With the eventual exit of TweetDeck, other apps will be rising up to take its place. The most popular apps for this are predicted to be Carbon and HootSuite.

TweetDeck earlier stated that the apps are being killed in favour of its browser version. The company said that over the past 18 months, it was focused on building a fast and feature-rich web application for modern browsers as well as a Chrome app that offers some unique features like notifications. The team at TweetDeck has been working on providing users of the browser app with weekly updates that add more features over time, like updated Tweet streams, search auto-complete, search filters and more.

Say goodbye to your TweetDedck apps

TweetDeck’s team seems to have a valid explanation for pulling the plug on its apps. “Over the past few years, we’ve seen a steady trend towards people using TweetDeck on their computers and Twitter on their mobile devices.” This trend, the blog reads, coincides with an increased investment in the Twitter apps for iPhone and Android––photo filters and other editing capabilities were added, the user profiles were revamped and search got a couple of new features. “That said, we know this applies to most of our users––not all of them. And for those of you who are inconvenienced by this shift, our sincere apologies.”

TweetDeck announced that the apps it is discontinuing relied on c1.0 of Twitter’s API, which was retired starting in March.

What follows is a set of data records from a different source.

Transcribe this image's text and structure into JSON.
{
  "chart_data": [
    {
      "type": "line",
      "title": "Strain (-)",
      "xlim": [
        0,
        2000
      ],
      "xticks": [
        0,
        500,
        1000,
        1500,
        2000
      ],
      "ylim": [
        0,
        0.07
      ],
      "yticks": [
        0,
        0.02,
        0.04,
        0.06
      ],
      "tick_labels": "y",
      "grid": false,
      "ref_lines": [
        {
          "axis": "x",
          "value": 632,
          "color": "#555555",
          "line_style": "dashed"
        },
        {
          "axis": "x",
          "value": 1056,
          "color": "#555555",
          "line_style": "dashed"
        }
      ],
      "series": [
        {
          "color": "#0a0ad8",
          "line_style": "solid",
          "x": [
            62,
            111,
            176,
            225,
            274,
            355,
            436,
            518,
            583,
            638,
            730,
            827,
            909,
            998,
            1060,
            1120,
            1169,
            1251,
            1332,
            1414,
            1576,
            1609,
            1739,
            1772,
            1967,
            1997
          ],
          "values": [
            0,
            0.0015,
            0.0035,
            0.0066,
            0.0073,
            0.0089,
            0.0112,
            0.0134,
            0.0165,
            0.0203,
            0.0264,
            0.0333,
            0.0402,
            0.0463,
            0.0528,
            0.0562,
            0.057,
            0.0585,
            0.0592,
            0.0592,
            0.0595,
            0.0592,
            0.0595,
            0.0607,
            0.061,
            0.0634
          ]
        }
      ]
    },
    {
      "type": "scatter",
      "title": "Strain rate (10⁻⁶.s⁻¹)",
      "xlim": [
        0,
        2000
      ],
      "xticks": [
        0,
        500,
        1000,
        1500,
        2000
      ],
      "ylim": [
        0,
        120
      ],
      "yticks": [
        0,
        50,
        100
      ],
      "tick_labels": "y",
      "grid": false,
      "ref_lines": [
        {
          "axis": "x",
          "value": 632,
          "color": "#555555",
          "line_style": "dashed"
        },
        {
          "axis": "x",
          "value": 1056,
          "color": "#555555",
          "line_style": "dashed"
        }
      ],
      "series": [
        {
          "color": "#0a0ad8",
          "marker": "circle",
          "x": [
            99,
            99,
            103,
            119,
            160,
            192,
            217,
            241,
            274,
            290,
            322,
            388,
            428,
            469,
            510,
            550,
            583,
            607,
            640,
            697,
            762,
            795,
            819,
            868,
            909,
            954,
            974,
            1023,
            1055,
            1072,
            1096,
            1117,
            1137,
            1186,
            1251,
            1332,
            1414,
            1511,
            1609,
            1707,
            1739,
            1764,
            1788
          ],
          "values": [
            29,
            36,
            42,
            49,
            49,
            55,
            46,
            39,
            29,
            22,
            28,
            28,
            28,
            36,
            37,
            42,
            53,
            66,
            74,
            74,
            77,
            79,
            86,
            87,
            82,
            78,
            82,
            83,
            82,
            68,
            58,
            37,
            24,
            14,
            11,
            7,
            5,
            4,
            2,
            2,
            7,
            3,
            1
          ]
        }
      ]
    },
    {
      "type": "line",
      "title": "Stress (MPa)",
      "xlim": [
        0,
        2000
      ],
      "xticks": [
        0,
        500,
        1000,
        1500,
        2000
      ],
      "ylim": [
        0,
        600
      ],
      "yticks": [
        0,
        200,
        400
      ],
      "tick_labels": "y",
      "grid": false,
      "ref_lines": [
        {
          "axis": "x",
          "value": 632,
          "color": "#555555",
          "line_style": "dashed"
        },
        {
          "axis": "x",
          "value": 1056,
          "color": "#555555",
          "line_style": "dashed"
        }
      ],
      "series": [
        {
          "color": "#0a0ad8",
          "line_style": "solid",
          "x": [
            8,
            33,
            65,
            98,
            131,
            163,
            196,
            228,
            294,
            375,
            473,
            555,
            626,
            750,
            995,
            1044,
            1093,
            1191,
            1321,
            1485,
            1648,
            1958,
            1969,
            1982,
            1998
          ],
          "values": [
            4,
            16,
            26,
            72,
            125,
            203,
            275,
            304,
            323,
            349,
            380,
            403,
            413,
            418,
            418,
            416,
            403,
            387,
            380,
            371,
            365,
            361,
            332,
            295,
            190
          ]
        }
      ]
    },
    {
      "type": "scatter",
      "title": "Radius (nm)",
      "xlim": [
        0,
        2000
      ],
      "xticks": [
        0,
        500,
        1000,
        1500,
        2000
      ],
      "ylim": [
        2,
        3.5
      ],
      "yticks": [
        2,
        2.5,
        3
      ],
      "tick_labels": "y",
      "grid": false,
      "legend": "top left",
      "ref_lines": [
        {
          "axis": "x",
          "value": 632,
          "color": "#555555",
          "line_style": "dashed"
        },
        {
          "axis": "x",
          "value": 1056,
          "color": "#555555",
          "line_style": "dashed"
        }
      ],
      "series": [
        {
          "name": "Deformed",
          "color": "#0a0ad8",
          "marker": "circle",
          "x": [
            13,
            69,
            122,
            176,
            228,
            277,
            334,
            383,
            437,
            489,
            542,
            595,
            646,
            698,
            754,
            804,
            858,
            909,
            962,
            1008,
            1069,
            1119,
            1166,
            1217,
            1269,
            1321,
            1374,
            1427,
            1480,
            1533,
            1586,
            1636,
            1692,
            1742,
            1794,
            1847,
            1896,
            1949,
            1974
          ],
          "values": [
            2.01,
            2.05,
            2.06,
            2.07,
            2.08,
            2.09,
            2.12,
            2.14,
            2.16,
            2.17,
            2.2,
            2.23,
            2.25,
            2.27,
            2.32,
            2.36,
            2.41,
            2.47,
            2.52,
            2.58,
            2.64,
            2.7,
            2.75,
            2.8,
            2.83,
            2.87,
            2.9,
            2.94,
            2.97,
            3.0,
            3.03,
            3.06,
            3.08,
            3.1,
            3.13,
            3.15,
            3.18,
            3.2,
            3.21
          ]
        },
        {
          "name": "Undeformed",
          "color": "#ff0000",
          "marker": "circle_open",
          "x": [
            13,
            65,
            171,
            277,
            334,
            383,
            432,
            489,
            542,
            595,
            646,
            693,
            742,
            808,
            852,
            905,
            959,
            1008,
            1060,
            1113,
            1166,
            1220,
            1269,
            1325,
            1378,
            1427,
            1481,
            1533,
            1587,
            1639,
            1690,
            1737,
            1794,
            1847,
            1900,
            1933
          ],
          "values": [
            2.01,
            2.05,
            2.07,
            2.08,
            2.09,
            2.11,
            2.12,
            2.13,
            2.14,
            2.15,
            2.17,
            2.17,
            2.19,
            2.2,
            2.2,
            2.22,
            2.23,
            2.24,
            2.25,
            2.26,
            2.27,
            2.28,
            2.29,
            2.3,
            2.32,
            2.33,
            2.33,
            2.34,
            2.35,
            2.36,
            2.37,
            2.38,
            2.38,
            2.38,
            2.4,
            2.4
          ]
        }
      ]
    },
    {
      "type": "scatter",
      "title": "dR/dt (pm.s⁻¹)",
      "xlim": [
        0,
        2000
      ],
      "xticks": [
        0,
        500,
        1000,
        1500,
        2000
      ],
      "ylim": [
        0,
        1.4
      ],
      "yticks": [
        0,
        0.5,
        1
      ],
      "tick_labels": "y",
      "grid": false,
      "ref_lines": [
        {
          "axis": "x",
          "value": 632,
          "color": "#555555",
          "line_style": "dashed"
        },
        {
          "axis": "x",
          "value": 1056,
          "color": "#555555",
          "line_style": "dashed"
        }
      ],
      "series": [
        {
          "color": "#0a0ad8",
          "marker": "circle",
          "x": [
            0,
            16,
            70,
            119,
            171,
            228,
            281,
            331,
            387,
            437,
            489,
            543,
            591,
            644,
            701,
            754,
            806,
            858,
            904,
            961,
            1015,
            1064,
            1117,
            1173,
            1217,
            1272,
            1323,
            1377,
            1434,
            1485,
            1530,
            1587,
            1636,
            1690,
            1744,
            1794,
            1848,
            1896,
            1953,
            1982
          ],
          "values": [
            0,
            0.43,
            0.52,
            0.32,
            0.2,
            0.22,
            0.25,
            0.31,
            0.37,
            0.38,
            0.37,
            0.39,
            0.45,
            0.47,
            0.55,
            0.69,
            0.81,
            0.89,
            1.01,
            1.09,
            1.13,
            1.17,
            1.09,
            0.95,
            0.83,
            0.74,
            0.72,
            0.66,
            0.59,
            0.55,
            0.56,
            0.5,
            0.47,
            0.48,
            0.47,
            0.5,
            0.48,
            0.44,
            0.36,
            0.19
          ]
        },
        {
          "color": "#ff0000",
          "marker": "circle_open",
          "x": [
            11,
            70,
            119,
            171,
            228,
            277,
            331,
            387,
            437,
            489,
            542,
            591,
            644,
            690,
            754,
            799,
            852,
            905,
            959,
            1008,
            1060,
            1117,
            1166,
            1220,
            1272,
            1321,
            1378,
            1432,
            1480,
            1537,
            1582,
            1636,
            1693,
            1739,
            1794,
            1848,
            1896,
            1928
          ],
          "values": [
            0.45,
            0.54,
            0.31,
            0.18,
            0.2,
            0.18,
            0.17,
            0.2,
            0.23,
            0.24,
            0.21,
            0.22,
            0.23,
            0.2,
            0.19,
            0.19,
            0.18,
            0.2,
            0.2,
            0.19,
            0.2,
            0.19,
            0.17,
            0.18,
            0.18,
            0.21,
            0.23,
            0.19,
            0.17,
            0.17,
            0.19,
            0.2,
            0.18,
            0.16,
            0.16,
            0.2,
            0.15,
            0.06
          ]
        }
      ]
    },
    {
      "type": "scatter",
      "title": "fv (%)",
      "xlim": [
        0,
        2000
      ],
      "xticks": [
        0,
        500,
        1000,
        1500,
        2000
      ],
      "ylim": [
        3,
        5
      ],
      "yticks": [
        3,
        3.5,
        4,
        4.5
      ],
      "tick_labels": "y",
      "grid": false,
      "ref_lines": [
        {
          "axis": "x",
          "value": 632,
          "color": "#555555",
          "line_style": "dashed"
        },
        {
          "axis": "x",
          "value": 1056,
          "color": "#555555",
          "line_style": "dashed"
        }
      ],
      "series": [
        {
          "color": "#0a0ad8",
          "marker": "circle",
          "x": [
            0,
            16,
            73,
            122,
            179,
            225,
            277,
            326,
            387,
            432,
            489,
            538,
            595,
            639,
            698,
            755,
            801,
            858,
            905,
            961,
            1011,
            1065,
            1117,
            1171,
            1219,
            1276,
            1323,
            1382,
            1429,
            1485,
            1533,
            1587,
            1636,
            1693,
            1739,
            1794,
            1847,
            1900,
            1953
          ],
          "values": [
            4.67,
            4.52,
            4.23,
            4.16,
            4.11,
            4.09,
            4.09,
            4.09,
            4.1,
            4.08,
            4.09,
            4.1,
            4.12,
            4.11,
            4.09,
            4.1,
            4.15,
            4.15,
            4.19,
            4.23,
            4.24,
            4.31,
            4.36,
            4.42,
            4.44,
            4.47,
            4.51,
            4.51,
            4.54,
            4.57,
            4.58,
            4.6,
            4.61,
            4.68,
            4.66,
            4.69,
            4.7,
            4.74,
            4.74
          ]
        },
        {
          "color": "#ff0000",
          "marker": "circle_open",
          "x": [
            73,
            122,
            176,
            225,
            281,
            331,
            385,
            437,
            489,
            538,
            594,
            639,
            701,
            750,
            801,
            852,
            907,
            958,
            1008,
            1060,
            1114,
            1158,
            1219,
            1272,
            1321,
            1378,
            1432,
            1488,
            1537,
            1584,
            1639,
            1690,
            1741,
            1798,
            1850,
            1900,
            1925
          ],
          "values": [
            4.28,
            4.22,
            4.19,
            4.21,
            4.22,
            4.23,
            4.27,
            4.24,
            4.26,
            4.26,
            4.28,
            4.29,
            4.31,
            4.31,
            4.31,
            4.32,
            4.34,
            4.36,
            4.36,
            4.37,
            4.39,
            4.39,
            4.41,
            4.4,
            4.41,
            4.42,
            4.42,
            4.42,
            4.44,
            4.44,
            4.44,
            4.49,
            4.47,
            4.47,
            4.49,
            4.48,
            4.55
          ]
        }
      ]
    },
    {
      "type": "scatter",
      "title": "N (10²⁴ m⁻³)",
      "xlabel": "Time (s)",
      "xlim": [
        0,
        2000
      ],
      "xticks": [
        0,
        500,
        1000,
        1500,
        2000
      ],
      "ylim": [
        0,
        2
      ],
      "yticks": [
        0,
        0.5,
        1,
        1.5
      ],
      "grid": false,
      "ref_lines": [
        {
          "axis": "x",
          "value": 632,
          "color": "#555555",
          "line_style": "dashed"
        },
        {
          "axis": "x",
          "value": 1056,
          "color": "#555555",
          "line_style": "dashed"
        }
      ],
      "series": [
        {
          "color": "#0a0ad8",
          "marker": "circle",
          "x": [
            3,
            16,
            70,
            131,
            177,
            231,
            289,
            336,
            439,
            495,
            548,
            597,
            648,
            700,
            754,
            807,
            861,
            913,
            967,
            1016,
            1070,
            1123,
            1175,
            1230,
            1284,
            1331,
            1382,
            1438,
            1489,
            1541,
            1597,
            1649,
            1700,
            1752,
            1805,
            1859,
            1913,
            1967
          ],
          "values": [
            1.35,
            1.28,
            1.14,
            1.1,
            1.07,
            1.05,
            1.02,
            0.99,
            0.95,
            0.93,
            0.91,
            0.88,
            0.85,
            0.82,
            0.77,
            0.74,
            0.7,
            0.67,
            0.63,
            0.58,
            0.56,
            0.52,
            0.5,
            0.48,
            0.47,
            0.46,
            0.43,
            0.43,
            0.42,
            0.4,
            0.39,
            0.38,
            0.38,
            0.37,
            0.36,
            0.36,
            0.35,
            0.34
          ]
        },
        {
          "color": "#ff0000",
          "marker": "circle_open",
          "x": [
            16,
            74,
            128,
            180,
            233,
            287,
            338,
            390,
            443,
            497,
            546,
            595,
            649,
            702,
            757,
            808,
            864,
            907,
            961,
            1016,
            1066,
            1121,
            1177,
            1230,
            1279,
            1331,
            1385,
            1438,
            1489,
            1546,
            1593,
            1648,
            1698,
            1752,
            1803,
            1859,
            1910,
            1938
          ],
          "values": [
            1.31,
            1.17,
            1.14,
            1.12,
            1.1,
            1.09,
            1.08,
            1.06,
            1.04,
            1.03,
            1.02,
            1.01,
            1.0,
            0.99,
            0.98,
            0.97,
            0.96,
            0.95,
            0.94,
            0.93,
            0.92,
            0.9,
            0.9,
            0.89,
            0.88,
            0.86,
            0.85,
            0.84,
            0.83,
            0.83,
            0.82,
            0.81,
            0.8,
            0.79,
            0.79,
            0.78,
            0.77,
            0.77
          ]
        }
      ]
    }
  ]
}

While we know Twitter has clamped down on third-party apps to help shift users’ focus to its own products, this development comes as a surprise, as it owns TweetDeck. The app has always been a popular third-party client and Twitter had been doing a good job of maintaining it as its very own, yet separate app. We find it highly doubtful, but Twitter will hopefully be able to develop TweetDeck for browsers to be the next best thing.

Twitter acquired TweetDeck, its biggest third-party competitor at the time, in May 2011. The deal was closed at $40 million, including cash and stock. The app had so far been receiving updates regularly. Back in October last year, an update to the web and desktop clients brought customisation options that allowed you to change the colour theme and the font size.